Many of Gursky's works are very large, and depict monumental scenes of people interacting with their environment on an epic scale.

More than that, he uses post-production techniques to splice together multiple images of the same scene, so that he can capture and reproduce more of it - and all with the same sharpness of focus, rather than with any blurring, curving or fading away at the edges.

This is not how we perceive the world, and yet it represents the world as it really is. Objects we aren't focusing on at any given time don't really become blurry, just as background noise doesn't really reduce in volume as we eavesdrop on a particular conversation - it only seems that way to us. In reality these things carry on as before, just as big or small, just as important or unimportant, regardless of who's looking.

Similarly, the things that seem monumental to us are actually hardly any more or less so than the things that seem inconsequential. The different threads in a carpet, as depicted abstractly in one Gursky photograph, are barely any different in size to the glacier and mountains depicted in another if considered on the scale of subatomic particles or the distances between galaxies.

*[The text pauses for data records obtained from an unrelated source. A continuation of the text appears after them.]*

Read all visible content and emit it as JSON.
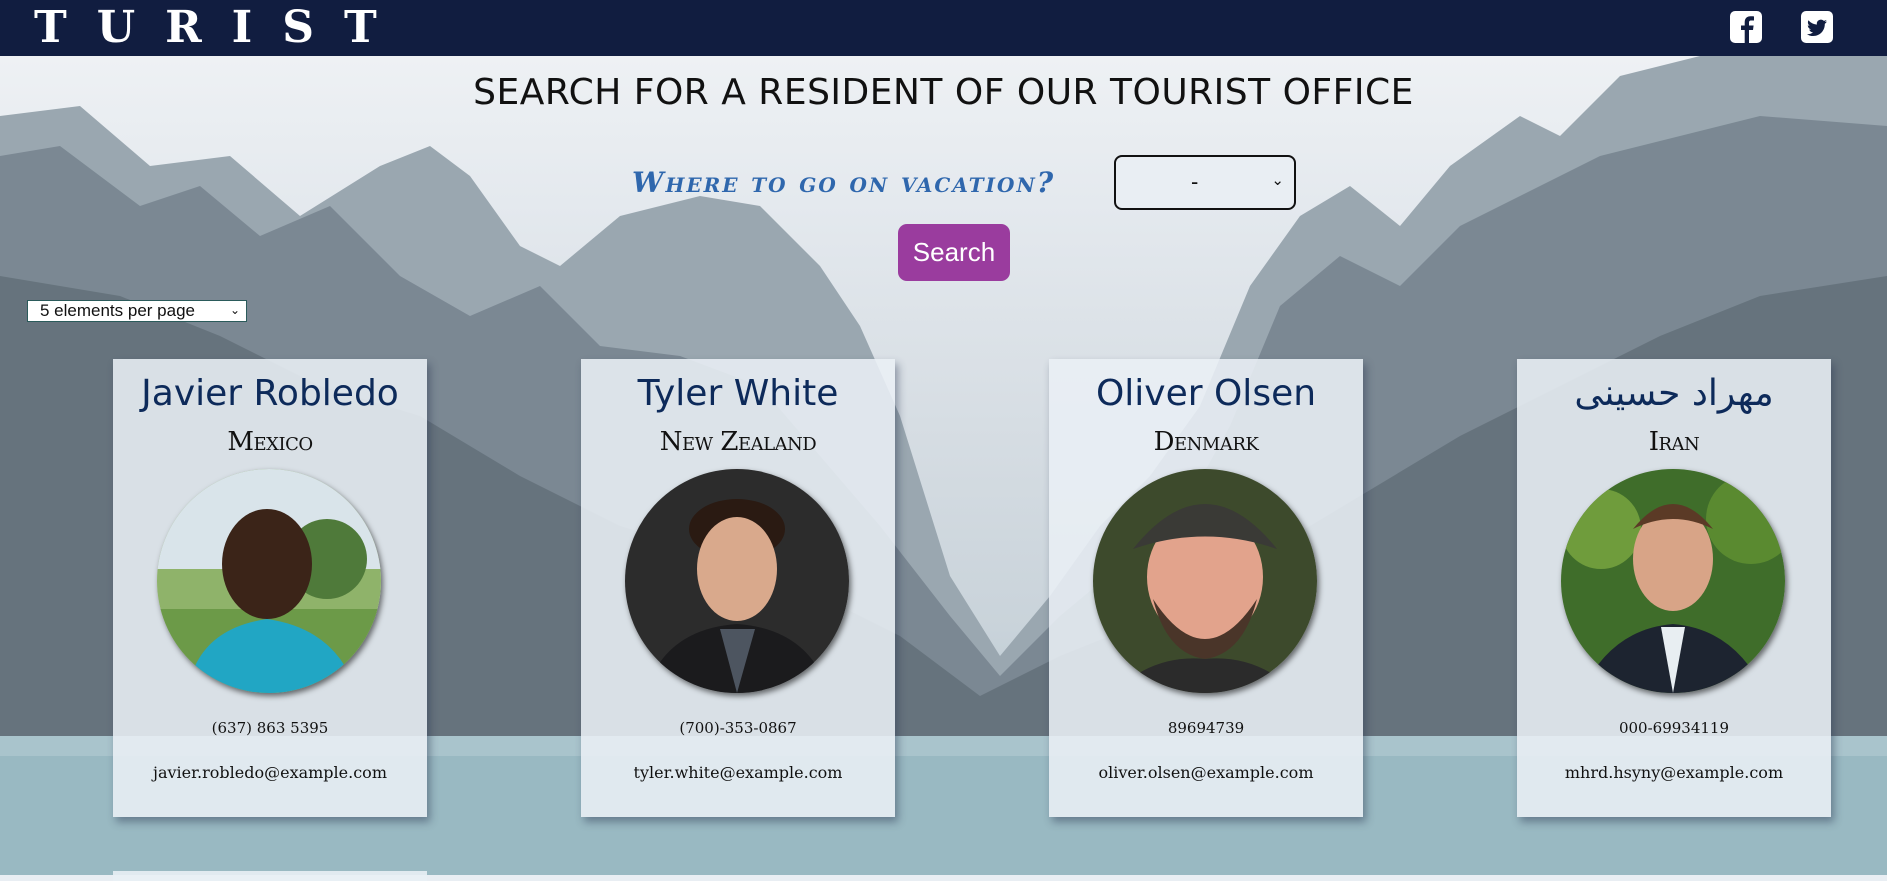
{
  "header": {
    "logo": "TURIST",
    "social": [
      "facebook-icon",
      "twitter-icon"
    ],
    "bg_color": "#111d40"
  },
  "search": {
    "title": "SEARCH FOR A RESIDENT OF OUR TOURIST OFFICE",
    "question": "Where to go on vacation?",
    "country_selected": "-",
    "button_label": "Search",
    "button_color": "#9a3c9e"
  },
  "pagination": {
    "per_page_selected": "5 elements per page"
  },
  "residents": [
    {
      "name": "Javier Robledo",
      "country": "Mexico",
      "phone": "(637) 863 5395",
      "email": "javier.robledo@example.com"
    },
    {
      "name": "Tyler White",
      "country": "New Zealand",
      "phone": "(700)-353-0867",
      "email": "tyler.white@example.com"
    },
    {
      "name": "Oliver Olsen",
      "country": "Denmark",
      "phone": "89694739",
      "email": "oliver.olsen@example.com"
    },
    {
      "name": "مهراد حسینی",
      "country": "Iran",
      "phone": "000-69934119",
      "email": "mhrd.hsyny@example.com"
    }
  ]
}
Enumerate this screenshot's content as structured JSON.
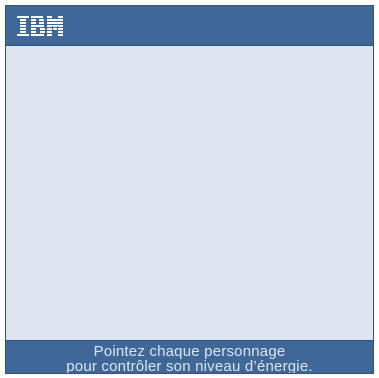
{
  "header": {
    "logo_text": "IBM"
  },
  "footer": {
    "line1": "Pointez chaque personnage",
    "line2": "pour contrôler son niveau d’énergie."
  },
  "colors": {
    "bar": "#3f6899",
    "panel": "#dfe5f0",
    "text": "#dbe4f2"
  }
}
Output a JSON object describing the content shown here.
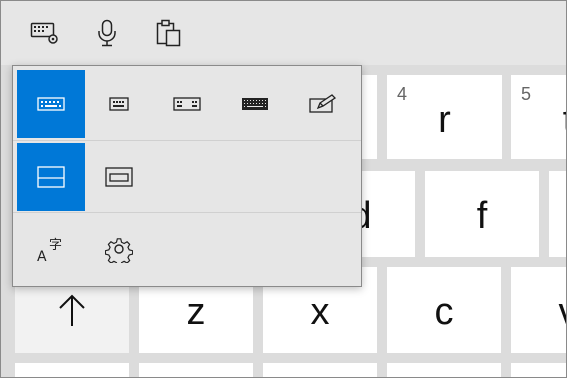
{
  "toolbar": {
    "items": [
      {
        "name": "keyboard-settings",
        "icon": "keyboard-settings-icon"
      },
      {
        "name": "voice-typing",
        "icon": "microphone-icon"
      },
      {
        "name": "clipboard",
        "icon": "clipboard-icon"
      }
    ]
  },
  "keyboard": {
    "row1": [
      {
        "number": "4",
        "letter": "r"
      },
      {
        "number": "5",
        "letter": "t"
      }
    ],
    "row2": [
      {
        "letter": "d"
      },
      {
        "letter": "f"
      }
    ],
    "row3": [
      {
        "letter": "z"
      },
      {
        "letter": "x"
      },
      {
        "letter": "c"
      },
      {
        "letter": "v"
      }
    ],
    "shift_icon": "arrow-up-icon"
  },
  "layout_menu": {
    "layouts": [
      {
        "name": "default-keyboard",
        "icon": "default-keyboard-icon",
        "selected": true
      },
      {
        "name": "one-handed-keyboard",
        "icon": "small-keyboard-icon",
        "selected": false
      },
      {
        "name": "split-keyboard",
        "icon": "split-keyboard-icon",
        "selected": false
      },
      {
        "name": "standard-keyboard",
        "icon": "full-keyboard-icon",
        "selected": false
      },
      {
        "name": "handwriting",
        "icon": "pen-icon",
        "selected": false
      }
    ],
    "dock_modes": [
      {
        "name": "docked",
        "icon": "docked-icon",
        "selected": true
      },
      {
        "name": "undocked",
        "icon": "undocked-icon",
        "selected": false
      }
    ],
    "options": [
      {
        "name": "language",
        "icon": "language-icon"
      },
      {
        "name": "settings",
        "icon": "gear-icon"
      }
    ]
  },
  "colors": {
    "accent": "#0078d7",
    "key": "#ffffff",
    "panel": "#e6e6e6"
  }
}
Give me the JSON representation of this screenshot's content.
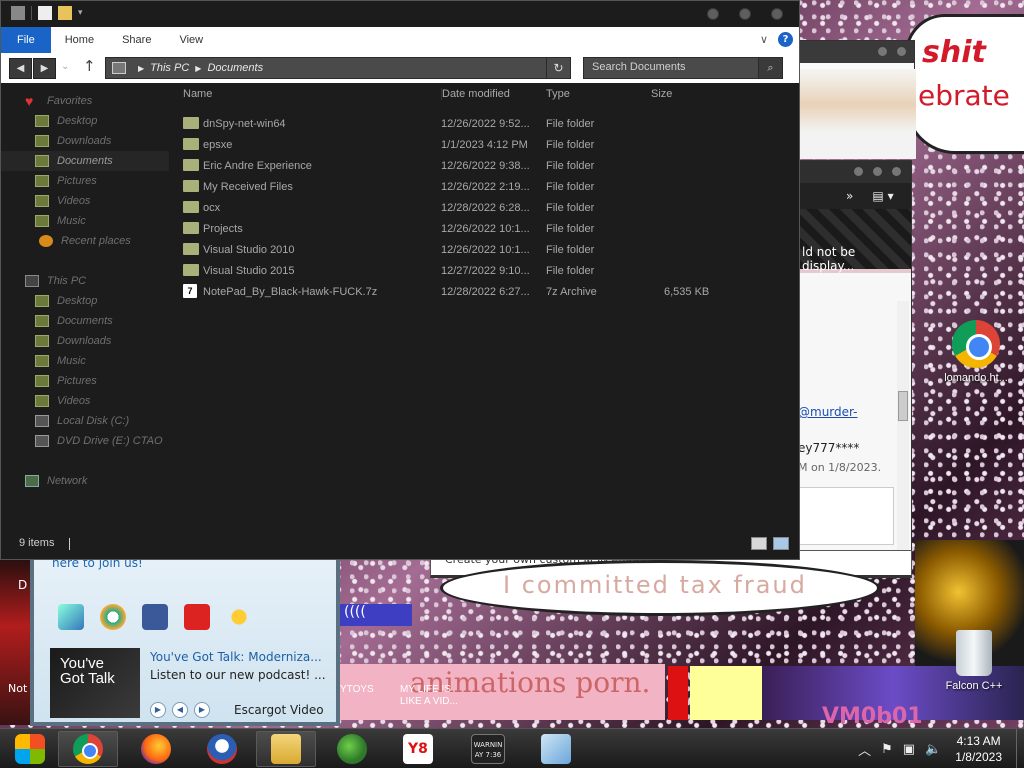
{
  "desktop": {
    "speech_top_1": "shit",
    "speech_top_2": "ebrate",
    "bubble_text": "I committed tax fraud",
    "strip_text": "animations porn.",
    "strip_label_1": "YTOYS",
    "strip_label_2": "MY LIFE IS LIKE A VID...",
    "lakers_text": "VM0b01",
    "left_d": "D",
    "left_n": "Not",
    "icons": [
      {
        "label": "lomando.ht...",
        "icon": "chrome-icon"
      },
      {
        "label": "Falcon C++",
        "icon": "recycle-bin-icon"
      }
    ]
  },
  "ie_window": {
    "ie_error": "ld not be display...",
    "link": "@murder-",
    "line2": "ey777****",
    "line3": "M on 1/8/2023.",
    "bottom_bar": "Create your own custom MSN emoticons"
  },
  "aol_window": {
    "join": "here to join us!",
    "title": "You've Got Talk: Moderniza...",
    "subtitle": "Listen to our new podcast! ...",
    "thumb": "You've Got Talk",
    "player_label": "Escargot Video"
  },
  "explorer": {
    "ribbon": {
      "file": "File",
      "home": "Home",
      "share": "Share",
      "view": "View"
    },
    "address": {
      "this_pc": "This PC",
      "documents": "Documents"
    },
    "search_placeholder": "Search Documents",
    "nav": [
      {
        "label": "Favorites",
        "icon": "star-icon",
        "top": true
      },
      {
        "label": "Desktop",
        "icon": "desktop-folder-icon"
      },
      {
        "label": "Downloads",
        "icon": "downloads-folder-icon"
      },
      {
        "label": "Documents",
        "icon": "documents-folder-icon",
        "selected": true
      },
      {
        "label": "Pictures",
        "icon": "pictures-folder-icon"
      },
      {
        "label": "Videos",
        "icon": "videos-folder-icon"
      },
      {
        "label": "Music",
        "icon": "music-folder-icon"
      },
      {
        "label": "Recent places",
        "icon": "recent-places-icon"
      },
      {
        "label": "This PC",
        "icon": "computer-icon",
        "top": true
      },
      {
        "label": "Desktop",
        "icon": "desktop-folder-icon"
      },
      {
        "label": "Documents",
        "icon": "documents-folder-icon"
      },
      {
        "label": "Downloads",
        "icon": "downloads-folder-icon"
      },
      {
        "label": "Music",
        "icon": "music-folder-icon"
      },
      {
        "label": "Pictures",
        "icon": "pictures-folder-icon"
      },
      {
        "label": "Videos",
        "icon": "videos-folder-icon"
      },
      {
        "label": "Local Disk (C:)",
        "icon": "drive-icon"
      },
      {
        "label": "DVD Drive (E:) CTAO",
        "icon": "dvd-drive-icon"
      },
      {
        "label": "Network",
        "icon": "network-icon",
        "top": true
      }
    ],
    "columns": {
      "name": "Name",
      "date": "Date modified",
      "type": "Type",
      "size": "Size"
    },
    "files": [
      {
        "name": "dnSpy-net-win64",
        "date": "12/26/2022 9:52...",
        "type": "File folder",
        "size": ""
      },
      {
        "name": "epsxe",
        "date": "1/1/2023 4:12 PM",
        "type": "File folder",
        "size": ""
      },
      {
        "name": "Eric Andre Experience",
        "date": "12/26/2022 9:38...",
        "type": "File folder",
        "size": ""
      },
      {
        "name": "My Received Files",
        "date": "12/26/2022 2:19...",
        "type": "File folder",
        "size": ""
      },
      {
        "name": "ocx",
        "date": "12/28/2022 6:28...",
        "type": "File folder",
        "size": ""
      },
      {
        "name": "Projects",
        "date": "12/26/2022 10:1...",
        "type": "File folder",
        "size": ""
      },
      {
        "name": "Visual Studio 2010",
        "date": "12/26/2022 10:1...",
        "type": "File folder",
        "size": ""
      },
      {
        "name": "Visual Studio 2015",
        "date": "12/27/2022 9:10...",
        "type": "File folder",
        "size": ""
      },
      {
        "name": "NotePad_By_Black-Hawk-FUCK.7z",
        "date": "12/28/2022 6:27...",
        "type": "7z Archive",
        "size": "6,535 KB"
      }
    ],
    "status": {
      "items": "9 items"
    }
  },
  "taskbar": {
    "apps": [
      {
        "name": "start-button",
        "icon": "start-icon"
      },
      {
        "name": "chrome-taskbar",
        "icon": "chrome-icon",
        "active": true
      },
      {
        "name": "firefox-taskbar",
        "icon": "firefox-icon"
      },
      {
        "name": "obama-taskbar",
        "icon": "obama-icon"
      },
      {
        "name": "explorer-taskbar",
        "icon": "folder-icon",
        "active": true
      },
      {
        "name": "msn-taskbar",
        "icon": "msn-icon"
      },
      {
        "name": "y8-taskbar",
        "icon": "y8-icon",
        "text": "Y8"
      },
      {
        "name": "warning-taskbar",
        "icon": "warning-icon",
        "text": "WARNIN AY 7:36"
      },
      {
        "name": "installer-taskbar",
        "icon": "installer-icon"
      }
    ],
    "time": "4:13 AM",
    "date": "1/8/2023"
  }
}
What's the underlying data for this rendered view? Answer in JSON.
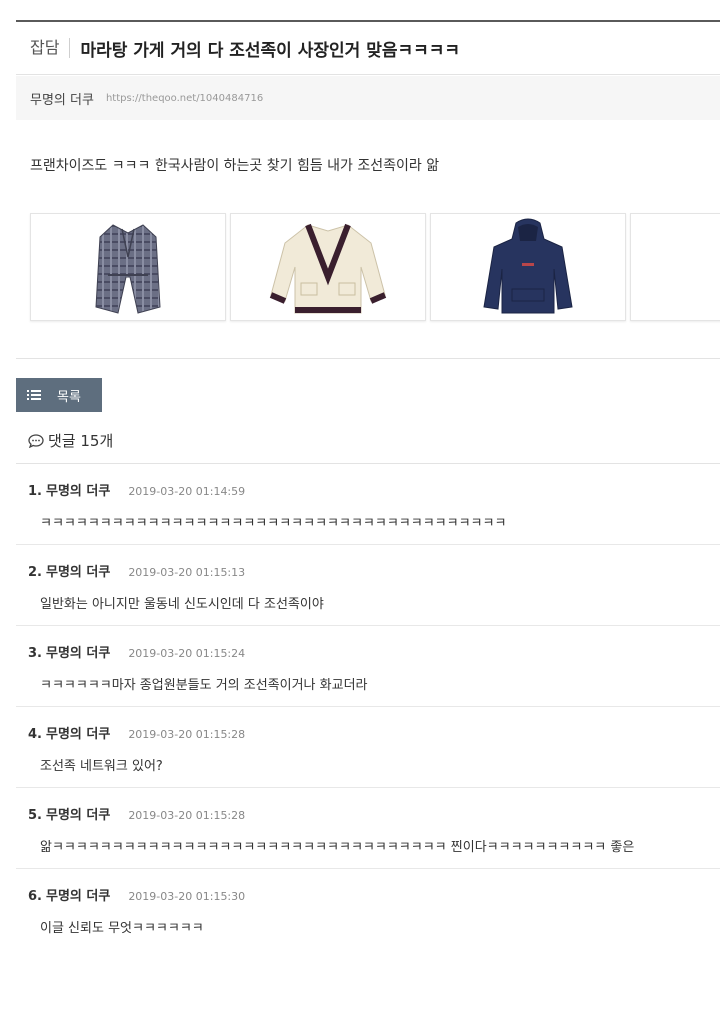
{
  "post": {
    "category": "잡담",
    "title": "마라탕 가게 거의 다 조선족이 사장인거 맞음ㅋㅋㅋㅋ",
    "author": "무명의 더쿠",
    "url": "https://theqoo.net/1040484716",
    "body": "프랜차이즈도 ㅋㅋㅋ 한국사람이 하는곳 찾기 힘듬 내가 조선족이라 앎"
  },
  "products": [
    {
      "icon": "plaid-jacket-image"
    },
    {
      "icon": "cream-cardigan-image"
    },
    {
      "icon": "navy-hoodie-image"
    },
    {
      "icon": "beige-phone-case-image"
    }
  ],
  "list_button": {
    "label": "목록",
    "icon": "list-icon",
    "color": "#5e6e7e"
  },
  "comments_header": {
    "label": "댓글 15개",
    "icon": "speech-bubble-icon"
  },
  "comments": [
    {
      "num": "1.",
      "name": "무명의 더쿠",
      "time": "2019-03-20 01:14:59",
      "text": "ㅋㅋㅋㅋㅋㅋㅋㅋㅋㅋㅋㅋㅋㅋㅋㅋㅋㅋㅋㅋㅋㅋㅋㅋㅋㅋㅋㅋㅋㅋㅋㅋㅋㅋㅋㅋㅋㅋㅋ"
    },
    {
      "num": "2.",
      "name": "무명의 더쿠",
      "time": "2019-03-20 01:15:13",
      "text": "일반화는 아니지만 울동네 신도시인데 다 조선족이야"
    },
    {
      "num": "3.",
      "name": "무명의 더쿠",
      "time": "2019-03-20 01:15:24",
      "text": "ㅋㅋㅋㅋㅋㅋ마자 종업원분들도 거의 조선족이거나 화교더라"
    },
    {
      "num": "4.",
      "name": "무명의 더쿠",
      "time": "2019-03-20 01:15:28",
      "text": "조선족 네트워크 있어?"
    },
    {
      "num": "5.",
      "name": "무명의 더쿠",
      "time": "2019-03-20 01:15:28",
      "text": "앎ㅋㅋㅋㅋㅋㅋㅋㅋㅋㅋㅋㅋㅋㅋㅋㅋㅋㅋㅋㅋㅋㅋㅋㅋㅋㅋㅋㅋㅋㅋㅋㅋㅋ 찐이다ㅋㅋㅋㅋㅋㅋㅋㅋㅋㅋ 좋은"
    },
    {
      "num": "6.",
      "name": "무명의 더쿠",
      "time": "2019-03-20 01:15:30",
      "text": "이글 신뢰도 무엇ㅋㅋㅋㅋㅋㅋ"
    }
  ]
}
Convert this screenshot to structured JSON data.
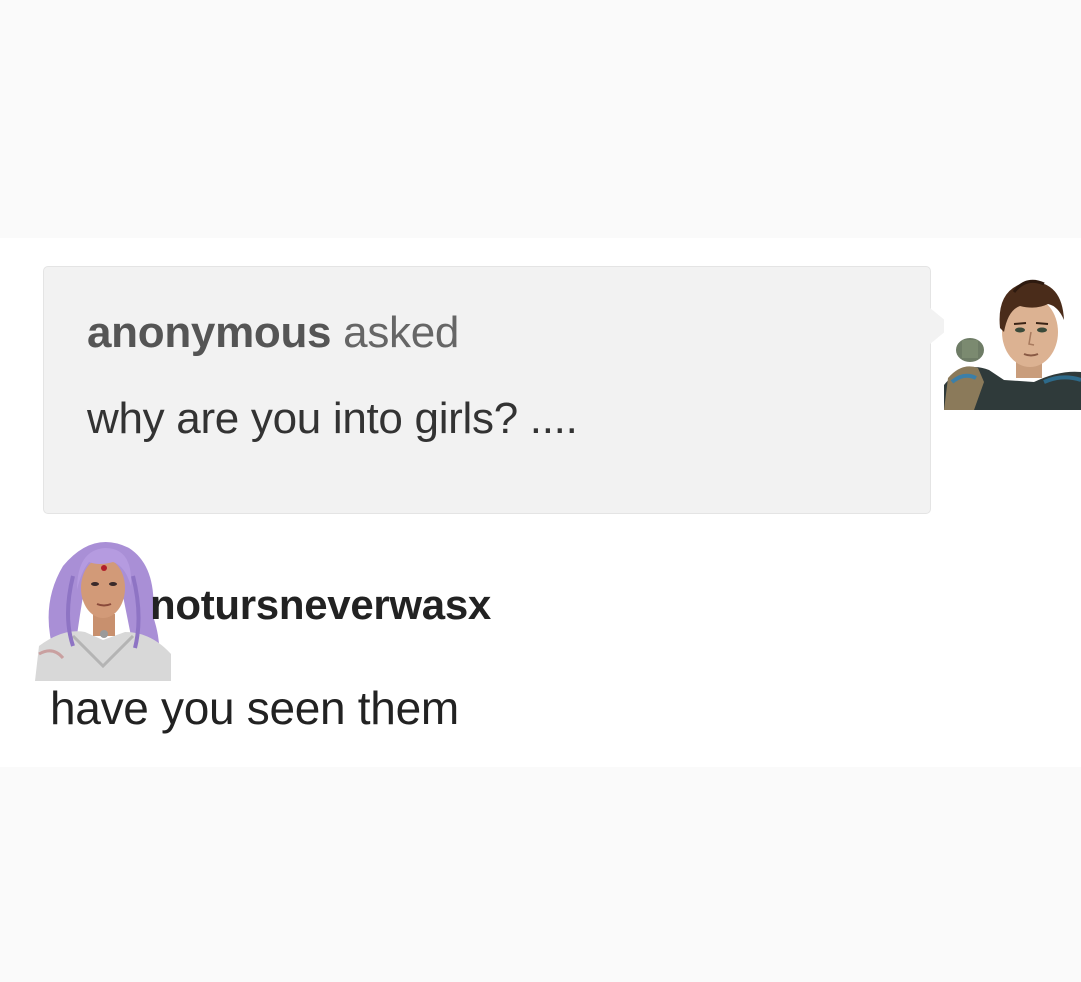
{
  "ask": {
    "asker": "anonymous",
    "verb": "asked",
    "question": "why are you into girls? ...."
  },
  "answer": {
    "username": "notursneverwasx",
    "text": "have you seen them"
  },
  "colors": {
    "page_background": "#fafafa",
    "card_background": "#ffffff",
    "ask_box_background": "#f2f2f2",
    "hair_lavender": "#a98fd6",
    "hair_brown": "#4a2c1a"
  },
  "icons": {
    "right_avatar": "brown-haired-man-avatar-icon",
    "answerer_avatar": "lavender-haired-woman-avatar-icon"
  }
}
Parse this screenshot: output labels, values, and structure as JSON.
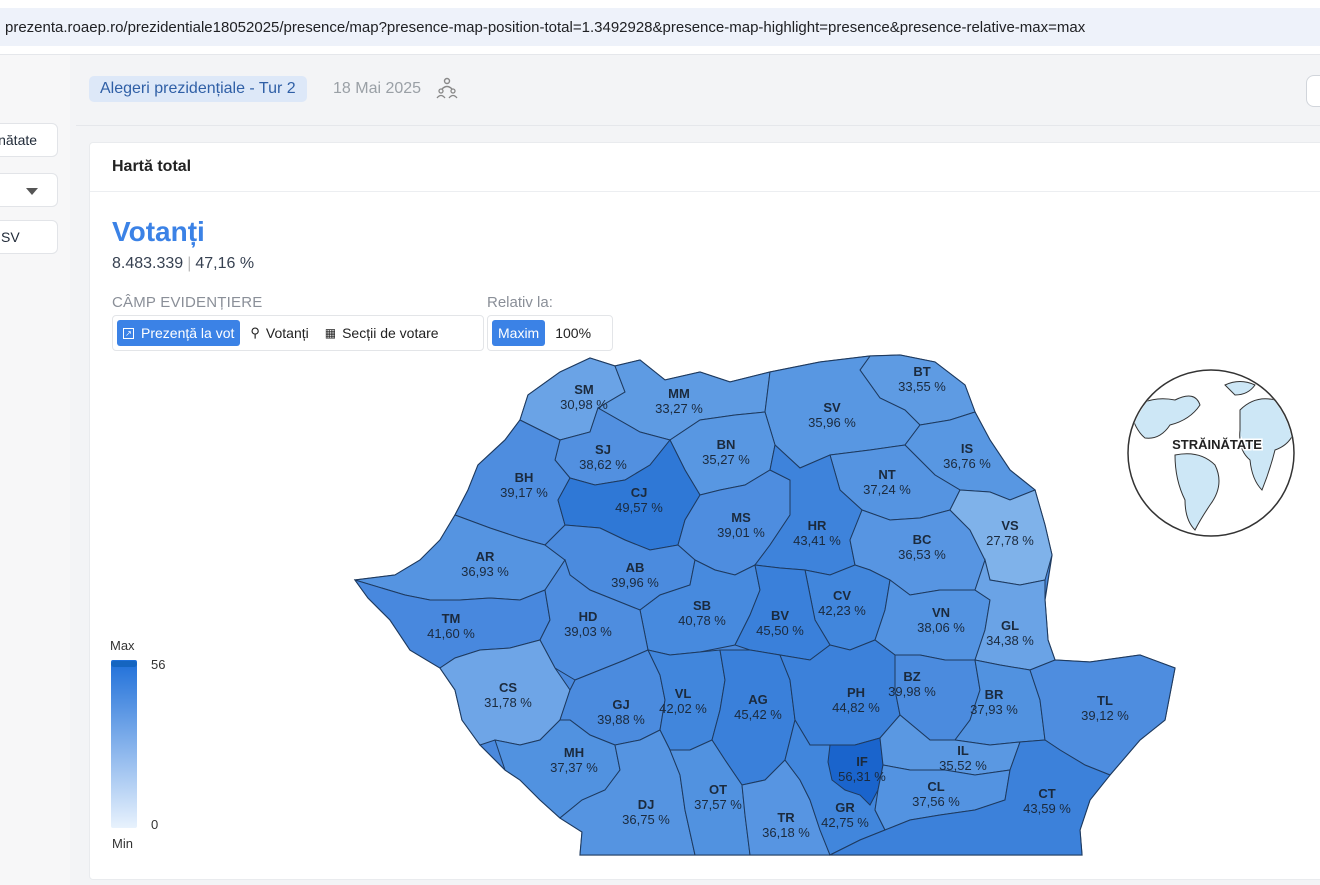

Even when Gursky takes more egregious artistic liberties, such as when he manipulates the capture of two Formula 1 pit crews to make the team members more multitudinous and their exertions seem simultaneous with each other, he gets closer to the real truth by doing so. A single snapshot of a pit stop wouldn't convey the frantic speed of the action or the competitive importance of it as brilliantly as the hyperreal, toyed-with version.

In collapsing several moments and perspectives into a single work, like David Hockney did with his Polaroid collages, Gursky gets closer to the reality of multidimensional spacetime.


Not that Gursky always wants to portray everything as it really exists in the world. His depiction of the Bahrain grand prix circuit chops the track up into multiple kaleidoscopic pieces that lead to nowhere, while the one of the pit crews intensely isolates the cars and people in a sea of black space like a computer game emphasising a highlighted character or object selection from an array of options.

But even here one could argue that Gursky is getting closer to the truth. Even if, in the real world, photons fall from the sun onto surfaces at the same rate regardless of what those surfaces are made of or how they got there, likewise raindrops and wind, and even if all materials are ultimately made up of the same subatomic stuff, the deeper truth is that some things are different by virtue of their origin or emotional resonances. A Formula 1 car is different to a mountain because of the thousands of hours of human effort and ingenuity that have gone into its design and manufacture, while a tarmac loop in the desert deserves attention for the sheer absurdity of its having been forced into being.

Gursky somehow captures that. One of the many things he does with his pieces - as well as documenting the interplay and mutual impacts of people and the environment - is make us think differently about the world and our place in it. And that, again, is what art - some great art, if not all - is about.